Agreement — raven-python (task-constrained) ftINIT vs RAVEN ftINIT

cell line shared only raven-python only RAVEN Jaccard
DLD1 7699 75 83 0.980
GBM 7588 92 80 0.978
HCT116 7696 80 84 0.979
HELA 7735 81 97 0.978
RPE1 7493 77 76 0.980

Adding the essential metabolic tasks (same task list RAVEN uses) raises agreement to Jaccard 0.978–0.980 and makes the disagreement symmetric (only-raven-python ≈ only-RAVEN ≈ 80), confirming the prediction: the task constraints recover RAVEN's task-essential reactions. The residual ≈80 reactions each way out of ~7700 is at the level expected from MIP-gap tolerance (both accept near-optimal incumbents) and alternate optima.

raven-python tINIT vs ftINIT (HCT116)

tINIT 6024 rxns vs ftINIT 7752; shared 5957, Jaccard 0.762. tINIT is nearly a subset (only 67 reactions unique to it) — the two methods agree on a common core, with ftINIT keeping more (its staged formulation and task handling are less aggressive at removal). This matches the expected tINIT/ftINIT relationship rather than indicating a defect.

Conclusions

From identical inputs on a genome-scale human reconstruction, raven-python reproduces RAVEN's ftINIT reaction selection to 97.5 % (no-task) and 98 % (task-constrained) set identity across five cell lines — strong evidence of functional equivalence between the two independent implementations. Agreement is symmetric and the residual (~80 reactions each way) is consistent with MIP near-optimality and alternate optima rather than any systematic divergence.

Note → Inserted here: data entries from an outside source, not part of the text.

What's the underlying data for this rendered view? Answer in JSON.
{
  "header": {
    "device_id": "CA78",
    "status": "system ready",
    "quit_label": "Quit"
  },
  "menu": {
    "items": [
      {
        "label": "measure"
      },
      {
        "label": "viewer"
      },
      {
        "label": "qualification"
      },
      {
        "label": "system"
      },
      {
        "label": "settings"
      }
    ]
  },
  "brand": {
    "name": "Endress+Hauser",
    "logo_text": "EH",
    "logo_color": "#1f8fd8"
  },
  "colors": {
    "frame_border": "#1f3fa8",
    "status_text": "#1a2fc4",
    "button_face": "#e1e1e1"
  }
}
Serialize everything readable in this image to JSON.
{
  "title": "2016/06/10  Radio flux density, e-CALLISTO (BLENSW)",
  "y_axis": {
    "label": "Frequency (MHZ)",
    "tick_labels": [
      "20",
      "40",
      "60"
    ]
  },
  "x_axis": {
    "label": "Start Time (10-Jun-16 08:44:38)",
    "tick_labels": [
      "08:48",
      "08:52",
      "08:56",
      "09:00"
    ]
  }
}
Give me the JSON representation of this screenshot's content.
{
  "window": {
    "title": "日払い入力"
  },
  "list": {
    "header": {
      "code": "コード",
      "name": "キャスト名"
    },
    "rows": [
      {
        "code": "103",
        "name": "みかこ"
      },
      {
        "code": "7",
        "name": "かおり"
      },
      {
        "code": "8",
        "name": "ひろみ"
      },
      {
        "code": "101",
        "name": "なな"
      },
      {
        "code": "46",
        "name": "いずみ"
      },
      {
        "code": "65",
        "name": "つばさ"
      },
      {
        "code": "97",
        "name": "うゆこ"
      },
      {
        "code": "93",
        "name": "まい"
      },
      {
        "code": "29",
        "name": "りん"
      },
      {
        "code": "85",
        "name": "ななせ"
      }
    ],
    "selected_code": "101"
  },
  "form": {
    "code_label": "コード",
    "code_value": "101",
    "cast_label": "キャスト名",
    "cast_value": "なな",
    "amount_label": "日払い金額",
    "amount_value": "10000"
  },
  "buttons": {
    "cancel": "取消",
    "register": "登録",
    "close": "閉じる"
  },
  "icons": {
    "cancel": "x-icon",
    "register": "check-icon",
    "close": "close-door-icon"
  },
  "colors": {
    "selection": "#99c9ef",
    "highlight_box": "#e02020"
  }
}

Reaching genome-scale tractability required matching RAVEN's numerical-conditioning choices and fixing optlang-specific construction costs (see Engineering findings): fixed big-M = 100, rescaleModelForINIT, optlang.symbolics.add instead of Python sum() in every MILP build (ftINIT, tINIT, and the gap-fill). With these, a task-constrained cell-line model builds in ~15–25 min (dominated by the essential-forced staged MILP) and a no-task one in ~3 min, comparable to RAVEN.